Each week, as you read the grocery coupon boards, they will tell you the date and brand of coupon insert for a particular coupon. Go to the filed inserts for that date, clip the coupons and put them into your travel coupon file. If you’re not using a file, use a separate, labeled envelope per store – with your list on the outside.
As dates go by, periodically weed out inserts from your home coupon file which contain all expired coupons. This will give you space for more current inserts. (By the way, put the word out to friends that you’re clipping coupons. Between your network of friends, churches, social groups and coupon groups, you can acquire all kinds of coupons.) Subscribe to the weekend paper only, if only for the coupon inserts.
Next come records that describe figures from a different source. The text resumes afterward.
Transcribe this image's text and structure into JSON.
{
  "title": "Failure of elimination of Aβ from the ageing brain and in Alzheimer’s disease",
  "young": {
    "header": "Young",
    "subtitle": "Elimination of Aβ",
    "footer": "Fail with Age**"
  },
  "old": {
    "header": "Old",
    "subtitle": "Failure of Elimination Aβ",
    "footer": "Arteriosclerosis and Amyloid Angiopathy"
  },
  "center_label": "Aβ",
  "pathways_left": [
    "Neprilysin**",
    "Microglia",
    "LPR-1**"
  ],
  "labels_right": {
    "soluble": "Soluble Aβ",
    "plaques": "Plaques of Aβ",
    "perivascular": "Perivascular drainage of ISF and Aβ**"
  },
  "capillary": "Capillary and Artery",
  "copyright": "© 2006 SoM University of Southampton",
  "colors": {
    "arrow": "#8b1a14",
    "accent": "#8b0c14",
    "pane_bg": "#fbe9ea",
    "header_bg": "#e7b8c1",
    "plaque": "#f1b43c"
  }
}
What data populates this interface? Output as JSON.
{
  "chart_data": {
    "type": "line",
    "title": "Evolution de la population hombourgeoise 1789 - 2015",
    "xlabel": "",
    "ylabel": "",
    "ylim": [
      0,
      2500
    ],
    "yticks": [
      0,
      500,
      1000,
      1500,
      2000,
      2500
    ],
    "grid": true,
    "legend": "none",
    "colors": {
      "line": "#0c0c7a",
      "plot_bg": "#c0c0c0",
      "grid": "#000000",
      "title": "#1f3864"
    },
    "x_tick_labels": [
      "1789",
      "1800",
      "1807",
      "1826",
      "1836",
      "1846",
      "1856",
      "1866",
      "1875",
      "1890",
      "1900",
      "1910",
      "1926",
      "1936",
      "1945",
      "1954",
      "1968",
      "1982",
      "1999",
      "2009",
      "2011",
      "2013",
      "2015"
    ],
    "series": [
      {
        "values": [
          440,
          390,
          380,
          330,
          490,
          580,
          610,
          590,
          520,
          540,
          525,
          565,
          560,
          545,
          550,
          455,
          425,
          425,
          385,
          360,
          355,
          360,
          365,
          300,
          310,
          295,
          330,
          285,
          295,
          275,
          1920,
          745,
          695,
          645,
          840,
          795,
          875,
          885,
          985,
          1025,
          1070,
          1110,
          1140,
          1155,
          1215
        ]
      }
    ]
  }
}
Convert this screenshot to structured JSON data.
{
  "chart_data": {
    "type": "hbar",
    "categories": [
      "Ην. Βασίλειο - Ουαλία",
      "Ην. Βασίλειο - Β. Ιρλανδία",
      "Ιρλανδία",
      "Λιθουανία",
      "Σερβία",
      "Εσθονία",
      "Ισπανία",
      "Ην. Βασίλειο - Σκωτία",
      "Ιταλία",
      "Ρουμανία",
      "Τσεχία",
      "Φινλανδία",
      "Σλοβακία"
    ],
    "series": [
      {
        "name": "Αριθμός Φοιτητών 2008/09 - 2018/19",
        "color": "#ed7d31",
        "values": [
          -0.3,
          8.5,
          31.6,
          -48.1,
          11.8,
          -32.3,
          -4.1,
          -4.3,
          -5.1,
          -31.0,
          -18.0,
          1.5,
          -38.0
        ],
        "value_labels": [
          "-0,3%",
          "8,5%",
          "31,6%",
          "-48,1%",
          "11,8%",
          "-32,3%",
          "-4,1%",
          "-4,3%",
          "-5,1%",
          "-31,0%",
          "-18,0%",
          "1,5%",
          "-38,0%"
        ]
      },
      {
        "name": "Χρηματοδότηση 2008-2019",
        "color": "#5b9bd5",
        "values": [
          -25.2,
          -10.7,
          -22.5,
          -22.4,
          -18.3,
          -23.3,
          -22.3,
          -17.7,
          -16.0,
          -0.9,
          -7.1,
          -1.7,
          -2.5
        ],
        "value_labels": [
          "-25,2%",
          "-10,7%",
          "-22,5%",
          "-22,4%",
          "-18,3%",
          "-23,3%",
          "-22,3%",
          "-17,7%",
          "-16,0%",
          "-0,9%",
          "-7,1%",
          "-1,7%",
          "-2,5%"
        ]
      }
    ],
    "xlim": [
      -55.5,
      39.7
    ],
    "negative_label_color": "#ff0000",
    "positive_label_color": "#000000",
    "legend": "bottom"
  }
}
No-Clip Coupons: An emerging trend is occurring with retail companies. In larger markets, your grocery store may have the option of loading coupons onto your frequent shopper card via their website. Kroger, Proctor and Gamble, Upromise and others are companies offering this paperless option to saving money. Where there is more competition between stores, “Double Coupons” and the accepting of competitor coupons may be available. Rebate programs, store coupons and clearance aisles are other options for “stacking” savings (matching sales with coupons). Get to know the coupon options and money-saving opportunities in your area.
Coupons sent to your mobile phone are increasing in use. Cellfire.com is the place to load coupons onto your shopper reward cards and cell phones. Many companies also offer promotional discounts or coupons which are available via a text message.
Conclusion: “A Little Time Can Save You Money – and More!)
Coupon use does take some time to become a part of your shopping routine. Be flexible (an important frugal attitude) and look forward to adding up your savings. Calculating an hourly wage from the (decreasing) time you’ll spend to save money keeps you going (as does a little friendly competition!). It can be fun, it can be done and it’s awesome to know you’ll never pay full price again!
Share your skills, and your good ideas with others. If you can get products for free, using your money saving strategies (and you’re not going to use them), consider gifting them to charities. Frugal living is about sharing and caring, enough to find ways to be more efficient with our resources and to pass our enthusiasm for living well onto others.